The filmmakers have stated they want to stay as faithful as possible to the Golding’s version with just a slight twist that the young students stranded on the Island will be made up of an all female cast, giving the story a more “contemporary” tone.

Lord of the Flies

In the original 1954 book, the story focuses on a group of British boys stranded on an uninhabited island and their disastrous attempt to govern themselves during a nuclear war.

We want to do a very faithful but contemporized adaptation of the book, but our idea was to do it with all girls rather than boys,” Siegel told Deadline. “It is a timeless story that is especially relevant today, with the interpersonal conflicts and bullying, and the idea of children forming a society and replicating the behaviour they saw in grownups before they were marooned.”

McGehee said the subject matter “is aggressively suspenseful, and taking the opportunity to tell it in a way it hasn’t been told before, with girls rather than boys, is that it shifts things in a way that might help people see the story anew. It breaks away from some of the conventions, the ways we think of boys and aggression. People still talk about the movie and the book from the standpoint of pure storytelling,” he said. “It is a great adventure story, real entertainment, but it has a lot of meaning embedded in it as well. We’ve gotten to think about this awhile as the rights were worked out, and we’re super eager to put pen to paper.
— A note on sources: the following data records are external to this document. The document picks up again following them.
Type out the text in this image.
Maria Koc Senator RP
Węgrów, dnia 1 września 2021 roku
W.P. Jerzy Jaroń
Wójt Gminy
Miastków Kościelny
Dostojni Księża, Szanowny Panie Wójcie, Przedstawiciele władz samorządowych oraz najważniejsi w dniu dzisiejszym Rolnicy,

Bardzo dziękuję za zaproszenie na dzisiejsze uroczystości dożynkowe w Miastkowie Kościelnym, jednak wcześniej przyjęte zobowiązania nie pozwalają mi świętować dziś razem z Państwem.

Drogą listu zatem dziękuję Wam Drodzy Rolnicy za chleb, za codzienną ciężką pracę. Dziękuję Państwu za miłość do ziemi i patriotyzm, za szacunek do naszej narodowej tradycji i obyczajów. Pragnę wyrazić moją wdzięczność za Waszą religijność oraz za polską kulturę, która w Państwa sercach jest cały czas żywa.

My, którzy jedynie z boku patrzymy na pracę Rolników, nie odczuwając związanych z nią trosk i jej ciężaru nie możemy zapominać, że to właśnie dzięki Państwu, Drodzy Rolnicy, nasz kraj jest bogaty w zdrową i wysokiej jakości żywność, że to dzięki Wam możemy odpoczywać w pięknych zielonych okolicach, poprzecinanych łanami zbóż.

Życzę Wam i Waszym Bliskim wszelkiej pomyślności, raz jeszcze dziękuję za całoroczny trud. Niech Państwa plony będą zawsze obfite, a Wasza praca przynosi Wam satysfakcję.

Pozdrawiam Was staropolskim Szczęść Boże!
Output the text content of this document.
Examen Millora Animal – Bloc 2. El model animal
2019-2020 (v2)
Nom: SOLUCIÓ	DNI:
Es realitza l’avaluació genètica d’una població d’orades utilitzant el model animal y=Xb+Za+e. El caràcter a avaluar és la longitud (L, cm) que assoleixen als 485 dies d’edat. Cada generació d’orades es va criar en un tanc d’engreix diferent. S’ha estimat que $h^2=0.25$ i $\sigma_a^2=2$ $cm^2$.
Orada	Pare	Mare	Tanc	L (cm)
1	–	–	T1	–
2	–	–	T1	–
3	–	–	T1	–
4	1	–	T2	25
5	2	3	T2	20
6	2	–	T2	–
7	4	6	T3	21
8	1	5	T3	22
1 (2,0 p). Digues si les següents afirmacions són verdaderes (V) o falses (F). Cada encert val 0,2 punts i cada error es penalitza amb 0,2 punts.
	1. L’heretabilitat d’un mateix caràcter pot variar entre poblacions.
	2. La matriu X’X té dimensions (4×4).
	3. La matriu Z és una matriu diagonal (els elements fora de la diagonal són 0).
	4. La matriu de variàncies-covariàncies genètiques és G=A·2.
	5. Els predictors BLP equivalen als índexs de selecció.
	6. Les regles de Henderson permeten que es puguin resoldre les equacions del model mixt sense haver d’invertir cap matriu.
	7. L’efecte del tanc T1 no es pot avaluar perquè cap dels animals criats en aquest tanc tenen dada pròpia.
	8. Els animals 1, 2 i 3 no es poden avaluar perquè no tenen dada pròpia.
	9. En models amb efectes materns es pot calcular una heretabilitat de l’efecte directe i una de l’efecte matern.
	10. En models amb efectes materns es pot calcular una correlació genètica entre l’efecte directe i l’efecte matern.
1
The very thought of changing the story so dramatically has already ruffled quite a few feathers with a social media backlash gaining traction.

 

  • Michael Fisher

    Are they going to ask Ed Skrein

  • Maya Russell

    I think it’d be interesting but not really keeping with the book.

  • A, Edin

    I’m pretty sure the original was feminist, as well as critical of the class system and all that.

    I don’t agree with the criticisms of the idea that have been along the lines of “girls wouldn’t behave like that”, but gender socialisation did play into the original plot in more subtle ways, so it’d be interesting to see if there’s a way of changing it into something equally subtle.

    I think if the social class aspect was kept intact, especially, there could be a lot of scope for similarity to the original story. The fact that the writer mentions the way children, when they feel lost, revert to replicating the behaviour of familiar adults, even if it’s dysfunctional, sounds promising.

  • Lydia Graham

    I loved the book and the original film, I just don’t think it will work at all. Why fix it if it isn’t broken?